Promotional Consideration is a weekly feature about the Nintendo DS advertisements you usually flip past, change the channel on, or just tune out.

Gunpei Yokoi, the same engineer who would eventually go on to father the Game Boy and Metroid, was riding home one evening on a bullet train when he spotted a bored businessman randomly pressing buttons on an LCD calculator to entertain himself. Believing that commuters would enjoy passing the time with handheld video games, Yokoi soon developed a set of portable gaming systems which also doubled as watches/alarms -- the Game & Watch.

This week, we'll take a look at several ads for the fourth Game & Watch series, the Multi Screen, whose clamshell case and vertically stacked screens would later serve as inspiration for the Nintendo DS's design.




Oil Panic
and Donkey Kong
No. Game & Watch. Multi Screen.

It's interesting that while the Game Boy, even with its name, was marketed towards teenagers and younger audiences, specifically the male demographic, this Japanese Game & Watch commercial targets adults, both male and female. The off-screen voice asks, "Is that a compact?," and, "Is that a cigarette case?," complimenting the system's portability with his misjudgments. The well-to-do woman and salaryman smile politely and reply, "No, sir, you are mistaken.

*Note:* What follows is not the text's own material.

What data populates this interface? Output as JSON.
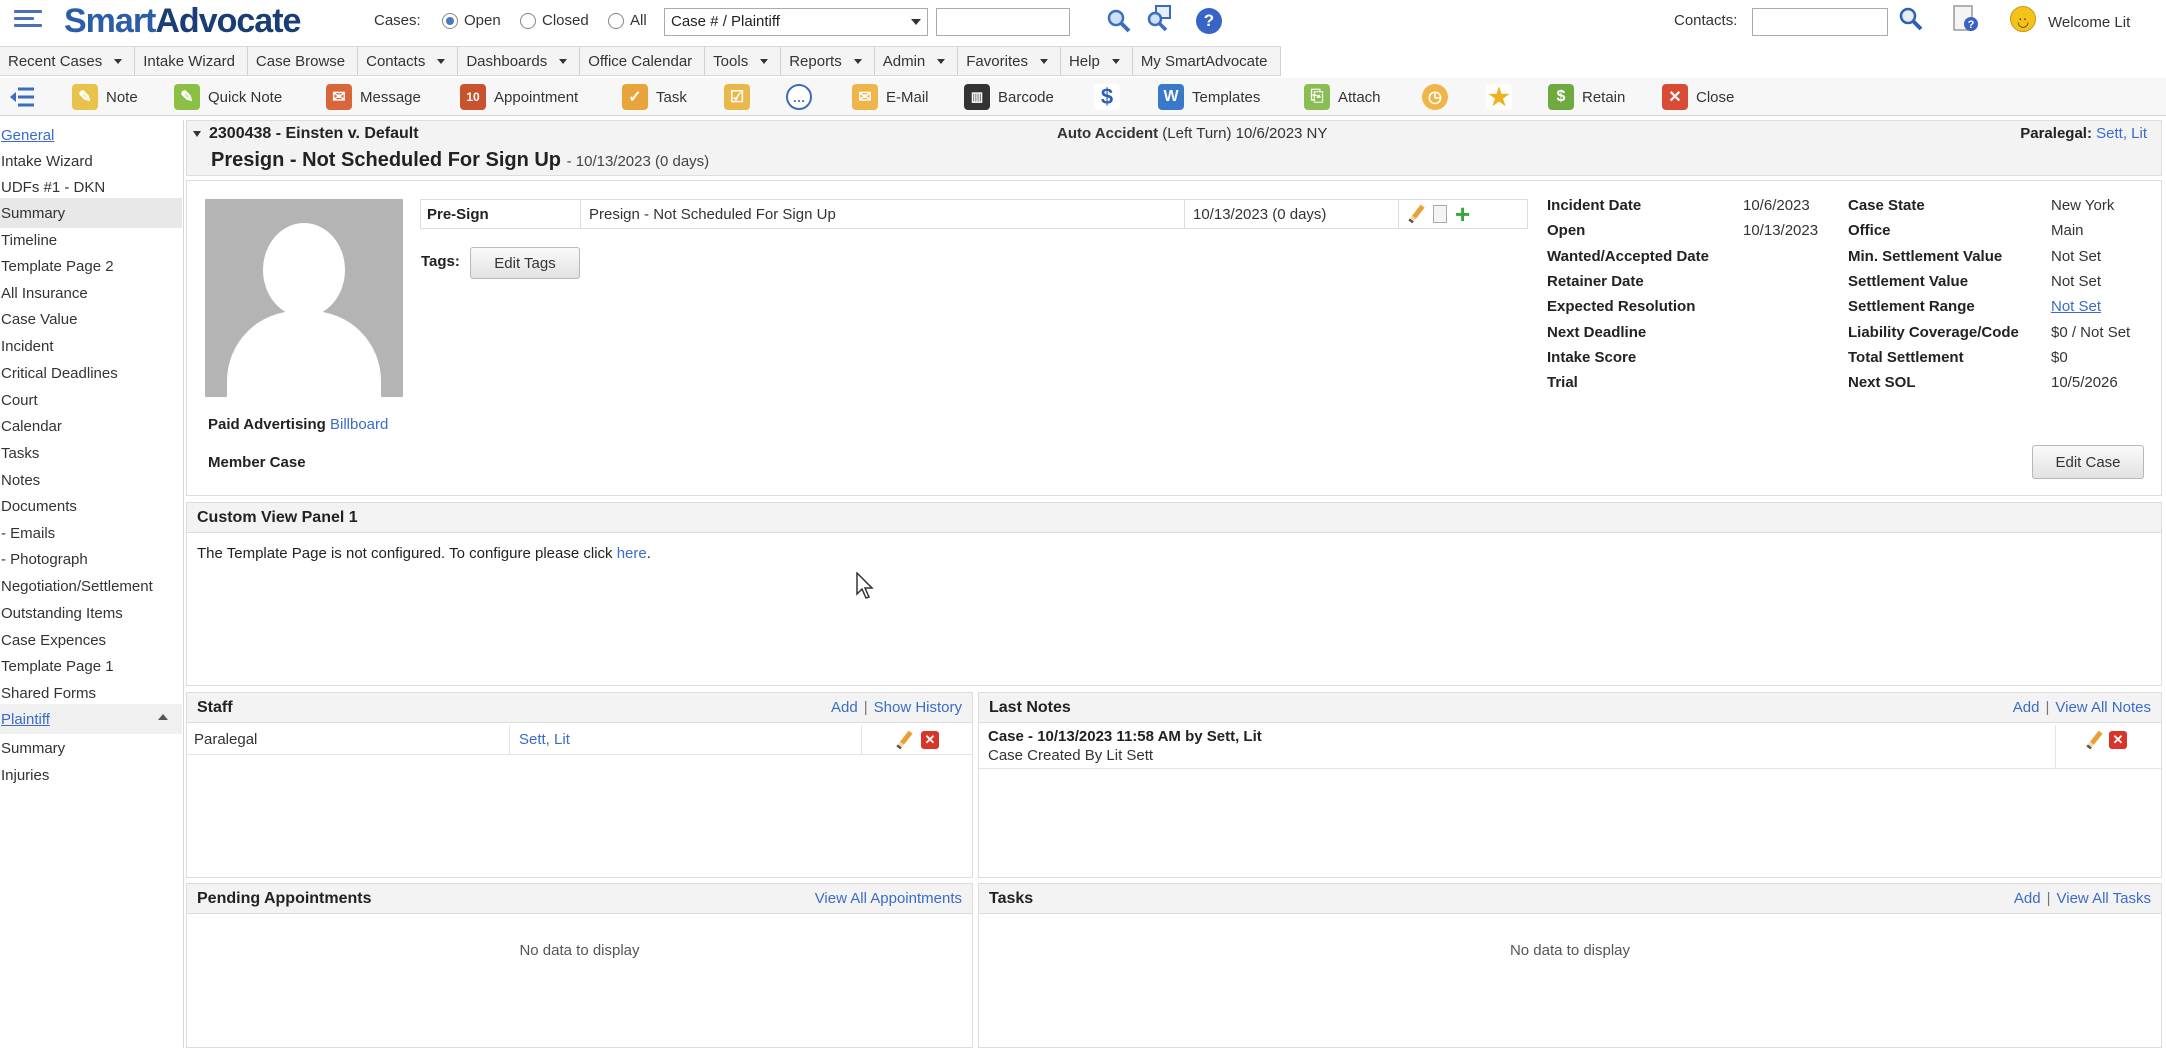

It is a Game & Watch Multi Screen."

Oil Panic and Donkey Kong, the games featured in the ad, were the first two Multi Screen games, released in the spring of 1982. Donkey Kong is especially significant not only for being the most common and one of the most popular Game & Watch titles, but for its application of the directional pad (updating Cosmic Hunter's four-arrow design), now the standard for pretty much any modern game controller that's worth a damn.

Both Multi Screen games, along with Green House, were included with last year's Game & Watch Collection, a Japan-only Nintendo DS release that was available to Club Nintendo members. Many of the other twelve Multi Screen games were also ported to the Game Boy, Game Boy Color, and Game Boy Advance with the Game & Watch Gallery series.

French modder Kotomi painted two Nintendo DS systems last year, modeling them after the designs of the Donkey Kong and Zelda Game & Watch handhelds. Despite having been conceived over twenty years later, they very much resemble their Multi Screen ancestors, don't you agree?

The Game & Watch Multi Screen portables remain popular with collectors to this day -- just two weeks ago, an empty cardboard box which was originally used to ship ten Donkey Kong systems sold for over $150 on eBay! As for an actual game, a mint copy, complete with an unblemished box and all the slips of paper that often come with these purchases, was also auctioned off recently for $498!